Chemcial Language Models and Active Learning for identification of good binding ligands

In this work we use chemical language models, such as ChemBERTa and Molformer in combination with Bayesian Optimization/Active learning to efficiently identify ligands with promising binding affinity for a protein.

The rough process is described in the following figure. We employ a two-level approach. Instead of directly optimizing the whole molecule pool, we first cluster the available molecules using k-means and select promising clusters using a Multiarmed-Bandit. In each iteration we select the most rewarding cluster and only then select the molecule with the highest score according to bayesian optimization.
The Multiarmed-Bandit selection can be seen as a coarse pruning of the input space, focusing on regions where promising ligands have been observed.

Results

chembl203	4UNN

Setup

Install the required python packages

conda env create -f environment.yml

We use smina for docking. For receptor preparation install ADFR suite in a suitable place e.g. "~/.local/share"

cd $HOME/.local/share \
    && wget -O ADFRsuite.tar.gz https://ccsb.scripps.edu/adfr/download/1038/ \
    && tar -xzvf ADFRsuite.tar.gz \
    && cd ADFRsuite_* \
    && echo "Y" | ./install.sh -d . -c 0 \
    && cd .. \
    && rm -rf ADFRsuite.tar.gz
    && ln -s $HOME/.local/share/ADFRsuite_x86_64Linux_1.0/bin/prepare_receptor $HOME/.local/bin

Similarly, to install smina itself:

cd $HOME/.local/share \
    && wget -O smina https://sourceforge.net/projects/smina/files/smina.static/download \
    && chmod +x smina \
    && mv smina ../bin/

Docker

Alternatively, build the provided docker image.

docker build --build-arg USER_ID=$UID --build-arg USER_NAME=$(id -n) -t protein_ligand:base -f Dockerfile .

Optionally install development packages:

conda install --file dev_requirements.txt
pre-commit install

Run

Bayesian optimization can either be run on a dataset with precalculated docking scores or in an online fashion, docking ligands using smina in each iteration.

More information about running can be found in the commandline interface. Also, checkout scripts/compare_and_analyze.sh.

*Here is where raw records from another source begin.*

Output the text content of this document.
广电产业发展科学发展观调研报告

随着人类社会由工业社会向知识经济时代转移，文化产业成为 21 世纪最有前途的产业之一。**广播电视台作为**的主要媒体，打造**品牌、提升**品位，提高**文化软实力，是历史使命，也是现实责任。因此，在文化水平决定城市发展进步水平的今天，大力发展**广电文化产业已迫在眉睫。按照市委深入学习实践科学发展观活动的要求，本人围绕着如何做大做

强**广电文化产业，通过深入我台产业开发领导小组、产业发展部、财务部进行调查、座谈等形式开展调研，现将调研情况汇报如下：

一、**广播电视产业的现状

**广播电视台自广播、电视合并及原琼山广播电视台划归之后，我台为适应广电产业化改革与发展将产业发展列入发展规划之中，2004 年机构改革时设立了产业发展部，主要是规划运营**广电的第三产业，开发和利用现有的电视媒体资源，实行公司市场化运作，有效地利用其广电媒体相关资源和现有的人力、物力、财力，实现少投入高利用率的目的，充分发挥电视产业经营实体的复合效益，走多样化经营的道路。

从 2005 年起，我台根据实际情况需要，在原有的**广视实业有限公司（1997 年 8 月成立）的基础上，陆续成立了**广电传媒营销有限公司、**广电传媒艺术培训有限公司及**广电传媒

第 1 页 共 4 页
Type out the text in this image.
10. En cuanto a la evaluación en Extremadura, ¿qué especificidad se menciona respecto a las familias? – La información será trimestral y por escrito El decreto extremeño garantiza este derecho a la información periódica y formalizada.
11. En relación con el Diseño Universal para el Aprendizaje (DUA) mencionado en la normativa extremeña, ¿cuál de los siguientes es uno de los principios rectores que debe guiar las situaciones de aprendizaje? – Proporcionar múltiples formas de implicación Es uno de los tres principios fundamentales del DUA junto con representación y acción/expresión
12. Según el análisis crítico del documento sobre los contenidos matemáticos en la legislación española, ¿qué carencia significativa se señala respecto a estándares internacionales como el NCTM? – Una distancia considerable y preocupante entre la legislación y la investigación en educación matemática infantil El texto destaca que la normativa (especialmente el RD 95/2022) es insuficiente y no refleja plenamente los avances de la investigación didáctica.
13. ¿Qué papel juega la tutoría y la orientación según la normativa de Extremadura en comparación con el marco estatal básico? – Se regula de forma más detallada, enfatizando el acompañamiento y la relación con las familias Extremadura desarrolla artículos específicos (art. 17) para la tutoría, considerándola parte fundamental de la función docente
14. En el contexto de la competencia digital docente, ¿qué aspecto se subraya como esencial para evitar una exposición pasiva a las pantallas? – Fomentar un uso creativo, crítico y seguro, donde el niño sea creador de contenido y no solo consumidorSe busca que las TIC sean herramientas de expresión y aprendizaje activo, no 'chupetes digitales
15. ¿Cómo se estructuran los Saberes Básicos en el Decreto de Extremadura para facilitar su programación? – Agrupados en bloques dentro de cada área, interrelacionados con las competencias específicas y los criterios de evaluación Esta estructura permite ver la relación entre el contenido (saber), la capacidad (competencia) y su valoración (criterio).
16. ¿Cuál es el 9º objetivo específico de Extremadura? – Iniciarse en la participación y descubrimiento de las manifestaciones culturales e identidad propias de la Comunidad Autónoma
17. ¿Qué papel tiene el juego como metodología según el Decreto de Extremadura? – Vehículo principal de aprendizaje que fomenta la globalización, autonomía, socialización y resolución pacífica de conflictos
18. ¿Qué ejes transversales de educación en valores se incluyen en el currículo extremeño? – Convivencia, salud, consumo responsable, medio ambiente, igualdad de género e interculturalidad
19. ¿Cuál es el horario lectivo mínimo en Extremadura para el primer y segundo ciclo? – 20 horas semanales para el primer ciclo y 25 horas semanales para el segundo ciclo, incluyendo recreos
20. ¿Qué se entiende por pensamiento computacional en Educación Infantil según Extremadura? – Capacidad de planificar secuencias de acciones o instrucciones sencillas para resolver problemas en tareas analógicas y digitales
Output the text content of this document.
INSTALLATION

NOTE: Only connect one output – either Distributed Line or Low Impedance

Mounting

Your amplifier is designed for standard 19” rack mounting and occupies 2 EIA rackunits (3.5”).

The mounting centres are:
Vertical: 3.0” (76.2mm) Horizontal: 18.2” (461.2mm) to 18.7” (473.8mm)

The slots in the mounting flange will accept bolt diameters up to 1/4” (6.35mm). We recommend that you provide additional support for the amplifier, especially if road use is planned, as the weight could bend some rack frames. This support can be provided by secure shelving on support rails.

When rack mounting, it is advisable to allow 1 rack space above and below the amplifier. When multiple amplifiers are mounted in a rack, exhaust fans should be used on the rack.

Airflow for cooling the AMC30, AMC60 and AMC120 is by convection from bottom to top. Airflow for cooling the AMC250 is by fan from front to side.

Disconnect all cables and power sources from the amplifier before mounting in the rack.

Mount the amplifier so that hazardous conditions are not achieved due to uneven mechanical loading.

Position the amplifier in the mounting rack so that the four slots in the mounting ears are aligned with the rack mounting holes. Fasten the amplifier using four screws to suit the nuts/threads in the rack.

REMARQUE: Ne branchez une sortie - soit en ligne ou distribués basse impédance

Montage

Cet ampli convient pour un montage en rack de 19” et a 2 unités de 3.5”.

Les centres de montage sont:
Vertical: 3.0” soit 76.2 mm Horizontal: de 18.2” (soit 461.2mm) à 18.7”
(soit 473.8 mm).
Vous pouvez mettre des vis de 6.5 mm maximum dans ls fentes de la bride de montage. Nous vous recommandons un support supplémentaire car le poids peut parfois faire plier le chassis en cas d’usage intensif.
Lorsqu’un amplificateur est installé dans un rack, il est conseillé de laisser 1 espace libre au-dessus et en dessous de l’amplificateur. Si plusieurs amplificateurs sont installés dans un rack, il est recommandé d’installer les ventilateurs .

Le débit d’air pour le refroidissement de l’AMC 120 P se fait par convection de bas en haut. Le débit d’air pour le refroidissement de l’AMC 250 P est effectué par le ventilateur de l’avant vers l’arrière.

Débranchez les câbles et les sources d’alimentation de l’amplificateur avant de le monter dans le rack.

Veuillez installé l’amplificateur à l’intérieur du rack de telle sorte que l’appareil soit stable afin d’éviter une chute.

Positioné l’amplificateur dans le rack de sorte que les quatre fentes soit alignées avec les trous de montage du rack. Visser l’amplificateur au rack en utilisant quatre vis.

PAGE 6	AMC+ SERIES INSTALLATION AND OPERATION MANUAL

export PYTHONPATH=$PYTHONPATH:.
conda run -n protein_ligand python experiments/run.py --help

The results will be stored in a sqlite database. When docking online, sdf files will be stored in the user defined output directory. Each file contains the SMILES string of the ligand md5 encoded, to avoid possible issues with the special characters appearing in the SMILES notation.

Data

The data directory contains preprocessed files for the 5 proteins in ChEMBL with the most recorded IC50 activity values, as well as the 10k and HTS collections from David Graff's publication Accelerating high-throughput virtual screening through molecular pool-based active learning.